13) I moped about for a really long time. But every time I thought back to Leo—about how he continued on despite his difficulties—I realized I owed it to him and to all the children who could potentially find comfort from his story, to not give up. I returned my attentions to pursuing a traditional agreement, when I stumbled across an article on hybrid publishing.
14) The dark nimbi parted! I put everything on hold and sent my query to a handful of selective publishers and was quickly invited to consider publication with Greenleaf Bookgroup after their review. After heavy deliberation, I signed a contract with them and was back to work; only the work, for the first time in my life, felt like work worth doing!
15) But editing and writing are not one in the same. I did not enjoy the editing process. It's caging.
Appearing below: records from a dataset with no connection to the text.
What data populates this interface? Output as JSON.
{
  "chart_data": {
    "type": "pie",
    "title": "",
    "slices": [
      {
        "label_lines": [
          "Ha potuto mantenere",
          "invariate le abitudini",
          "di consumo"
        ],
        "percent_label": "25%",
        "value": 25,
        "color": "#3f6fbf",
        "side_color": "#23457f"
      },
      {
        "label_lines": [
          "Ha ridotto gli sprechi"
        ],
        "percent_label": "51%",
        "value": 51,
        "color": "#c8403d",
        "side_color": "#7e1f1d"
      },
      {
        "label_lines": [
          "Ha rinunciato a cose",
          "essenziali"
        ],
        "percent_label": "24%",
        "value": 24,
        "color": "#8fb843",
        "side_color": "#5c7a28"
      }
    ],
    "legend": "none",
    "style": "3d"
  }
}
It's not free or liberating like writing is, in a Picasso sort of way, but it's technically demanding and mildly maddening, like trying to perfectly replicate a Seurat. Your imagination is weirdly compared to the imaginations of others. You'll be made to adjust things that will completely twist the story you had in your head because it reminds your editor of something you've never even read. (I suppose this is why so many in the industry insist that reading everything you can in your genre is a golden rule for aspiring authors, but, at the same time, if I had, Leo's world would have likely never existed!)
16) But having a contract and a wonderful team to help polish my work was not the end of my publication storm. I was not content with having a simple "designed" cover, which had been offered with my agreement. I wanted the cover to be something that my eleven-year-old-self would have picked-up with zest! It needed to be fun and dark and intriguing! I had to find an illustrator! (And if you know any illustrators personally, you may better know that they all live in some bizarre unreachable realm of time and space!)
17) The clock ticked and I came up short. I stared at my computer screen with an unbearable sense of doom. I had never drawn on the computer before and I knew that classical oil painting would do me no good. I wasn't trained in Photoshop...I had never used a pen tablet! Yet, there I was.
18) So I battled the Can't-do-ums in my head and simply got to it. I completed the jacket art and fifteen—fifteen chapter illustrations all out of a hotel room, under so much mental strain that I'm still not sure how I didn't just blow up!
19) Then came the need for the case design, cover copy, proof alterations, a logo, a website, and some sort of social media presence...so I shouted a bit more and got to work again.
20) And now, I'm on to outreach and marketing and creating a full-blown academic site to try to help make life a little easier for teachers to get this book to the kids who need it, and am, in short, "BEZAUSTED!" (which means "beyond exhausted" for those of you who are not up to date with 2113 lingo!). But the book is done. The story that feel into my head seven years ago is out. And Leo Gray and his friends are all here for you now, whenever you wish—and that's more than I could have ever dreamed of.